When I first mocked up the turbocharger, with my new manifold, it was clear that its position was going to interfere with the original route of the passenger side hoses. The lower radiator hose was modified first, being shortened somewhat, while the thermostat housing was cut up and welded back together. The hose right below it (the one that connects the block to the hardline on the passenger frame rail) was initially shortened so that it ran a little closer to the motor, meeting my original need of clearing the turbo (it can be seen in a picture in this post). Later on while fabricating my intake, it became an issue again, rubbing against the tubing. Being that it wasn’t the best solution in the first place (the molded hose ended up a bit kinked) I started playing with alternatives. Because the hose was trying to make a 45 degree turn off of a straight fitting (on the block) I first tried replacing the stock fitting an Earl’s 45 degree swivel fitting (this required an XRP metric to AN adapter).

May 19, 2012

Front Brake Refresh

This update probably isn't quite as exciting in the grand scheme of things, but it needed to be done. The car had been sitting without front brakes since last summer.

Long story short - I was doing a routine rotor/pad job on the daily and twisting apart sliding pins. Since the SL2 had so few miles and no inclement weather on its brakes, I knew that these parts were definitely good. So, being that I was in a pinch, I ended up "borrowing" the pad cradles and pins, hanging the front calipers in the wheel wells, and that is how she had sat since. Recently I collected new replacement pins, boots, and pad shims to put everything back together. Since everything was coming apart I took the chance to repaint the calipers and FINALLY install my front Goodridge lines. My first task was to get the pad cradles into shape. These, being leftovers from a year round car, were pretty nasty and very crusty. I took them down to good metal with a combination of wire wheels and wire brushes. After a thorough followup cleaning I coated them in Eastwood products - two coats of rust encapsulator and two coats of chassis black. The calipers had been previously painted with Rustoleum satin black, however when I first installed them I did a poor job containing the brake fluid and it wreaked havoc on the finish. After disconnecting the calipers and thoroughly flushing them out I attacked them the same way as the cradles. While these items were curing I set about getting ready to install my Goodridge lines. For weeks I had been applying PB Blaster to the flare nut that connects the hardline to the soft to try making the disconnect as painless as possible. The passenger side came apart with little persuasion, but the drivers side became a headache. I was able to get the stock rubber line unthreaded with some additional heat but the flare nut remained frozen the hardline. Ultimately this made reassembly kind of tricky and the final orientation of the drivers side brake hose isn't perfect. I had a little additional downtime refinishing the L-brackets that keep the brake lines in place, as I couldn't get myself to install fresh Goodridge lines into rusty brackets, but got everything back together today.

May 02, 2012

Oil Filter Relocation

This is another project fresh off the back burner... if you can believe that. Why did I go through the trouble? I won't deny that I totally did it for cleanliness reasons.

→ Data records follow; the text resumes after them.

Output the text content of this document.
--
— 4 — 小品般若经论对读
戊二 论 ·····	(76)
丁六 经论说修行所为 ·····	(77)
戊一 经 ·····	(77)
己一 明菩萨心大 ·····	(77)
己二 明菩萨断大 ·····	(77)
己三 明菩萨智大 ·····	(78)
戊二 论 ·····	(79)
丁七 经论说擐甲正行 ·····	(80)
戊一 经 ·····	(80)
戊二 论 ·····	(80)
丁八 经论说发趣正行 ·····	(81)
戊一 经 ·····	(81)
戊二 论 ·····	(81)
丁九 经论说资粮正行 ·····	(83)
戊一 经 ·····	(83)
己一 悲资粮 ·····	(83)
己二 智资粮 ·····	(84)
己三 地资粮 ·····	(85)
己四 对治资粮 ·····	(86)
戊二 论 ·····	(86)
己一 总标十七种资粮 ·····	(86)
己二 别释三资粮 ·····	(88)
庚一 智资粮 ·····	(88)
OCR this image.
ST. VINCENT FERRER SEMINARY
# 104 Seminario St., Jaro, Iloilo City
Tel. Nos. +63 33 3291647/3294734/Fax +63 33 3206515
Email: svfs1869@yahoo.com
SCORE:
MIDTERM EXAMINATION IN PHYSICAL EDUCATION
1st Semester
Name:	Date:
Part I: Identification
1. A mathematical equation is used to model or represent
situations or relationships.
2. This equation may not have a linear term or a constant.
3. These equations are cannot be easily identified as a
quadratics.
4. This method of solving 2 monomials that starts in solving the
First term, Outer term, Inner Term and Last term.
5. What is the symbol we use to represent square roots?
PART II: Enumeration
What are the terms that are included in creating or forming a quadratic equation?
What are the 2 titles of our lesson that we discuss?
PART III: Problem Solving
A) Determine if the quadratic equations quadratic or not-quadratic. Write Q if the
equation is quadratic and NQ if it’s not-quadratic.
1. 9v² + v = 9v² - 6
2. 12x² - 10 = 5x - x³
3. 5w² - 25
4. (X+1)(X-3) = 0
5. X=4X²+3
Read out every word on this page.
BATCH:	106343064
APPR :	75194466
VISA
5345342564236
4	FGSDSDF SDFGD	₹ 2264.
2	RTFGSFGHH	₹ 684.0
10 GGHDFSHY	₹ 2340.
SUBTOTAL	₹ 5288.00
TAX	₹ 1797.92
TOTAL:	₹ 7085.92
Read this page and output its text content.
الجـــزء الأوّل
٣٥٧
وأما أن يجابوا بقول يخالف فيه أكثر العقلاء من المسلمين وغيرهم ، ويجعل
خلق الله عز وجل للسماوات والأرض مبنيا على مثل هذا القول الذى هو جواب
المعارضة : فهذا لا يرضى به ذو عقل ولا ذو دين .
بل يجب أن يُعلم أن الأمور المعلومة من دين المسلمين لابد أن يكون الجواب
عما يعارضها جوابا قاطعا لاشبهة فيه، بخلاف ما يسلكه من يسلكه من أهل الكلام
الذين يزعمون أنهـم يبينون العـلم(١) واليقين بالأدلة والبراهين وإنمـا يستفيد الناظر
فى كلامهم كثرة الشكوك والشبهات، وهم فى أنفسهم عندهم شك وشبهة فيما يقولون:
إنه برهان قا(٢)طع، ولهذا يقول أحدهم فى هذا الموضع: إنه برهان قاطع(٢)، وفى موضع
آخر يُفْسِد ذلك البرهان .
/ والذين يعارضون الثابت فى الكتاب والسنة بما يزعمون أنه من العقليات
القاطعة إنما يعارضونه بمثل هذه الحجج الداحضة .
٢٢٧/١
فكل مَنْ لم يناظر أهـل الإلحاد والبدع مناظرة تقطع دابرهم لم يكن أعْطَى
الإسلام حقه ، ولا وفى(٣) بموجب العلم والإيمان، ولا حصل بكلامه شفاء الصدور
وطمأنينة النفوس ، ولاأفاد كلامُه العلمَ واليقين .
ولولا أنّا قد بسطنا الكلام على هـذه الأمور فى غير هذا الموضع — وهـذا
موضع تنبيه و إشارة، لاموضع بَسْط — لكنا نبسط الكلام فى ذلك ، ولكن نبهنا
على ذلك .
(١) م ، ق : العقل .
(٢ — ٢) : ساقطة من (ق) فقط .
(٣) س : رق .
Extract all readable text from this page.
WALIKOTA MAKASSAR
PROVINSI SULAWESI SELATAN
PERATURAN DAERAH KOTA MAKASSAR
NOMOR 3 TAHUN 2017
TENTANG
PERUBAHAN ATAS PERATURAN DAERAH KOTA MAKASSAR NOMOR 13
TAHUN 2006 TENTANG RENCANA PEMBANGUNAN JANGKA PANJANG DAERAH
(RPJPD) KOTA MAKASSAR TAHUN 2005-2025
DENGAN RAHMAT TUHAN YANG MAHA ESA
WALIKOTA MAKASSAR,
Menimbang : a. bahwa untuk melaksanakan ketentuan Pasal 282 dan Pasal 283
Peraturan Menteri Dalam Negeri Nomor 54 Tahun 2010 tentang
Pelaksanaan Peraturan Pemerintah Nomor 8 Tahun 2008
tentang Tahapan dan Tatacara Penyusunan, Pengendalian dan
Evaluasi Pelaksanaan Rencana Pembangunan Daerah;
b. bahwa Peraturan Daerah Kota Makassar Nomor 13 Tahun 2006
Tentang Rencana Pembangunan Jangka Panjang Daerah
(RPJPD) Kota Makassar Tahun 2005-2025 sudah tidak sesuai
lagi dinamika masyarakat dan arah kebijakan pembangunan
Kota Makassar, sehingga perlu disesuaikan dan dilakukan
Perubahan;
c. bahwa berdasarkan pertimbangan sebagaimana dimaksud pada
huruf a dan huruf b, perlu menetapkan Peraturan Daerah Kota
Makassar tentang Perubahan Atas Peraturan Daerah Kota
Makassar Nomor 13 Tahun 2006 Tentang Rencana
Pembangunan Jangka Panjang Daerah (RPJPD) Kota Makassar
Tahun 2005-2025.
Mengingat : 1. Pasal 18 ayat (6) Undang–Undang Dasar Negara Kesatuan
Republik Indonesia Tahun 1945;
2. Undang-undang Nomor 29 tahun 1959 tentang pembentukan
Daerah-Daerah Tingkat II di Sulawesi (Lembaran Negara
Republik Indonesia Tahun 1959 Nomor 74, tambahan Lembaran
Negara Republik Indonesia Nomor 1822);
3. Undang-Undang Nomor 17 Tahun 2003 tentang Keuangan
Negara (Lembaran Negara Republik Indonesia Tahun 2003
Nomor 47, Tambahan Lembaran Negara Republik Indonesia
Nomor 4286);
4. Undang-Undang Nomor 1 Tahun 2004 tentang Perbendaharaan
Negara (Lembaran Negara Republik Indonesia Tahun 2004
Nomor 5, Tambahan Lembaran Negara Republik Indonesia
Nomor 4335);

In an earlier post I described the finish work and alterations I made to the adapters from a Trans-Dapt oil filter relocation kit. I fully expect some criticism for the final orientation of the oil filter, being that the open end is pointed down. Since this project had always been off to the side I'd never committed to any one spot for the filter to reside. I was a little troubled by the lack of space and the hose provided with the kit wasn't exactly the most flexible in the world. One area that had caught my eye was the real estate left behind by the power steering pump and reservoir. Given the nature of the oil feed and return lines, I began looking at the possibility of mounting the filter upside down, essentially making the hose run vertically. Before I embarked I had to lay my skepticism of a turned over oil filter and spent quite a bit of time wading through other setups. It turns out that the SR 240SX guys have been doing it for years.